Fanny thumbed tacks into place. “No,” she said mournfully. Her words threatened to collapse with laughter. “He works in Woolworth’s.”

“ Oh dear.” Cathy couldn’t control her voice, which broke into a jumpy shout. “I thought he must be at least a detective.”

They fled upstairs, giggling. The last of the babies were drying. “When’s your exhibition?” Cathy said.

“ Next week. They’ve given me the whole of the Bluecoat Gallery.”

“ That’s good.” Fanny’s grimace made her ask “Don’t you think so?”

“ I don’t know. I hope so. I just don’t know if it’ll reach the people I want to reach.” She sounded embarrassed and self-deprecating as she added “Come and see it if you want to.”

“ Thanks, Fanny. We will.” The smell of curry drifted downstairs, mixed with a hint of cannabis. “I must go and give himself his dinner,” she said.

She’d reached the top landing when Fanny called “Cathy!” She looked down unwarily. The fall plunged away beneath her; the walls shifted, the stairwell gaped like a throat.

“ I’m awfully sorry, I forgot to ask if you had any raisins. This exhibition has me all jumbled up.”

The moment had passed, and Cathy felt better for having survived it. “I’ll send Peter down with them,” she said.

The girls and Peter were reading his comics.

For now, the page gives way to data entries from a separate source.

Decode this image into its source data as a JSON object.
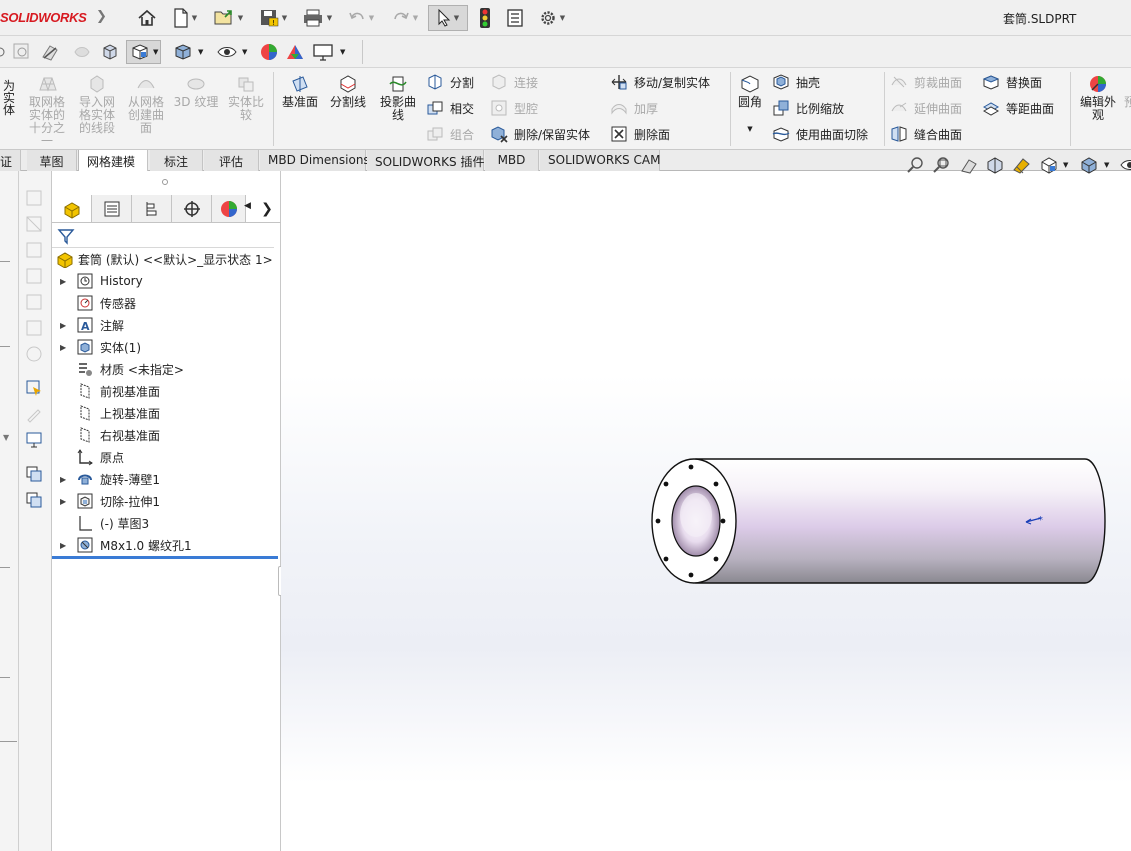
{
  "app": {
    "logo_text": "SOLIDWORKS",
    "document_title": "套筒.SLDPRT"
  },
  "quick_access": [
    {
      "name": "home-icon"
    },
    {
      "name": "new-document-icon"
    },
    {
      "name": "open-icon"
    },
    {
      "name": "save-icon"
    },
    {
      "name": "print-icon"
    },
    {
      "name": "undo-icon"
    },
    {
      "name": "redo-icon"
    },
    {
      "name": "select-pointer-icon"
    },
    {
      "name": "rebuild-icon"
    },
    {
      "name": "file-properties-icon"
    },
    {
      "name": "options-gear-icon"
    }
  ],
  "ribbon": {
    "left_partial": [
      "为\n实\n体",
      "转换为"
    ],
    "big_buttons": [
      {
        "label": "取网格\n实体的\n十分之\n一",
        "enabled": false
      },
      {
        "label": "导入网\n格实体\n的线段",
        "enabled": false
      },
      {
        "label": "从网格\n创建曲\n面",
        "enabled": false
      },
      {
        "label": "3D 纹理",
        "enabled": false
      },
      {
        "label": "实体比\n较",
        "enabled": false
      },
      {
        "label": "基准面",
        "enabled": true
      },
      {
        "label": "分割线",
        "enabled": true
      },
      {
        "label": "投影曲\n线",
        "enabled": true
      }
    ],
    "col1": [
      {
        "label": "分割",
        "enabled": true
      },
      {
        "label": "相交",
        "enabled": true
      },
      {
        "label": "组合",
        "enabled": false
      }
    ],
    "col2": [
      {
        "label": "连接",
        "enabled": false
      },
      {
        "label": "型腔",
        "enabled": false
      },
      {
        "label": "删除/保留实体",
        "enabled": true
      }
    ],
    "col3": [
      {
        "label": "移动/复制实体",
        "enabled": true
      },
      {
        "label": "加厚",
        "enabled": false
      },
      {
        "label": "删除面",
        "enabled": true
      }
    ],
    "fillet": {
      "label": "圆角"
    },
    "col4": [
      {
        "label": "抽壳",
        "enabled": true
      },
      {
        "label": "比例缩放",
        "enabled": true
      },
      {
        "label": "使用曲面切除",
        "enabled": true
      }
    ],
    "col5": [
      {
        "label": "剪裁曲面",
        "enabled": false
      },
      {
        "label": "延伸曲面",
        "enabled": false
      },
      {
        "label": "缝合曲面",
        "enabled": true
      }
    ],
    "col6": [
      {
        "label": "替换面",
        "enabled": true
      },
      {
        "label": "等距曲面",
        "enabled": true
      }
    ],
    "edit_appearance": {
      "label": "编辑外\n观"
    },
    "right_partial": "预"
  },
  "tabs": [
    {
      "label": "证"
    },
    {
      "label": "草图"
    },
    {
      "label": "网格建模",
      "active": true
    },
    {
      "label": "标注"
    },
    {
      "label": "评估"
    },
    {
      "label": "MBD Dimensions"
    },
    {
      "label": "SOLIDWORKS 插件"
    },
    {
      "label": "MBD"
    },
    {
      "label": "SOLIDWORKS CAM"
    }
  ],
  "feature_tree": {
    "root": "套筒 (默认) <<默认>_显示状态 1>",
    "items": [
      {
        "label": "History",
        "expandable": true,
        "icon": "history-icon"
      },
      {
        "label": "传感器",
        "expandable": false,
        "icon": "sensor-icon"
      },
      {
        "label": "注解",
        "expandable": true,
        "icon": "annotation-icon"
      },
      {
        "label": "实体(1)",
        "expandable": true,
        "icon": "solid-body-icon"
      },
      {
        "label": "材质 <未指定>",
        "expandable": false,
        "icon": "material-icon"
      },
      {
        "label": "前视基准面",
        "expandable": false,
        "icon": "plane-icon"
      },
      {
        "label": "上视基准面",
        "expandable": false,
        "icon": "plane-icon"
      },
      {
        "label": "右视基准面",
        "expandable": false,
        "icon": "plane-icon"
      },
      {
        "label": "原点",
        "expandable": false,
        "icon": "origin-icon"
      },
      {
        "label": "旋转-薄壁1",
        "expandable": true,
        "icon": "revolve-icon"
      },
      {
        "label": "切除-拉伸1",
        "expandable": true,
        "icon": "cut-extrude-icon"
      },
      {
        "label": "(-) 草图3",
        "expandable": false,
        "icon": "sketch-icon"
      },
      {
        "label": "M8x1.0 螺纹孔1",
        "expandable": true,
        "icon": "hole-wizard-icon"
      }
    ]
  },
  "colors": {
    "accent_blue": "#3a7bd5",
    "logo_red": "#d71920",
    "part_purple": "#d9c8e6"
  }
}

They glanced up to see who Cathy was. She felt like an intruder. Sometimes, in unguarded moments, she wondered if Peter preferred them to her. This year she’d cooked her first full Christmas dinner – but he’d seemed more interested in going next door to smoke.

Grumpily he undertook to deliver the raisins. “And then your dinner will be ready,” she said.

The girls looked up, in case that included them. At last they wandered out, saying “See you later, Peter.”

Not here, if Cathy could help it. They cluttered the flat. They weren’t worth resenting: Sue had a big bum that flopped from side to side as she walked, Anne’s hair was like a thatched crash helmet. But she could stand seeing less of them. Were they trying to turn the top floor into a commune? It annoyed her to have to ask persistently for things they’d borrowed. On Christmas Day her mother had come for dinner; on Boxing Day she’d invited her father. Even on Christmas Day, when Peter’s parents had come too, he’d kept sneaking next door.

When he returned from Fanny’s she said “When are we going to see the Halliwells?”

“ Yes.”

She hadn’t time to be infuriated. “I want to see them on New Year’s Eve. We’ll go out for a meal, just the four of us.”

“ It’ll have to be somewhere cheap.”

She was looking forward to seeing her friends, and didn’t feel like arguing. “Did you like Fanny’s painting?”

“ It was all right.”

“ She wants us to go to her exhibition.”

“ Oh Christ, you didn’t say yes, did you? They’re all a con, those exhibitions. Full of posers pretending they know what they’re talking about.”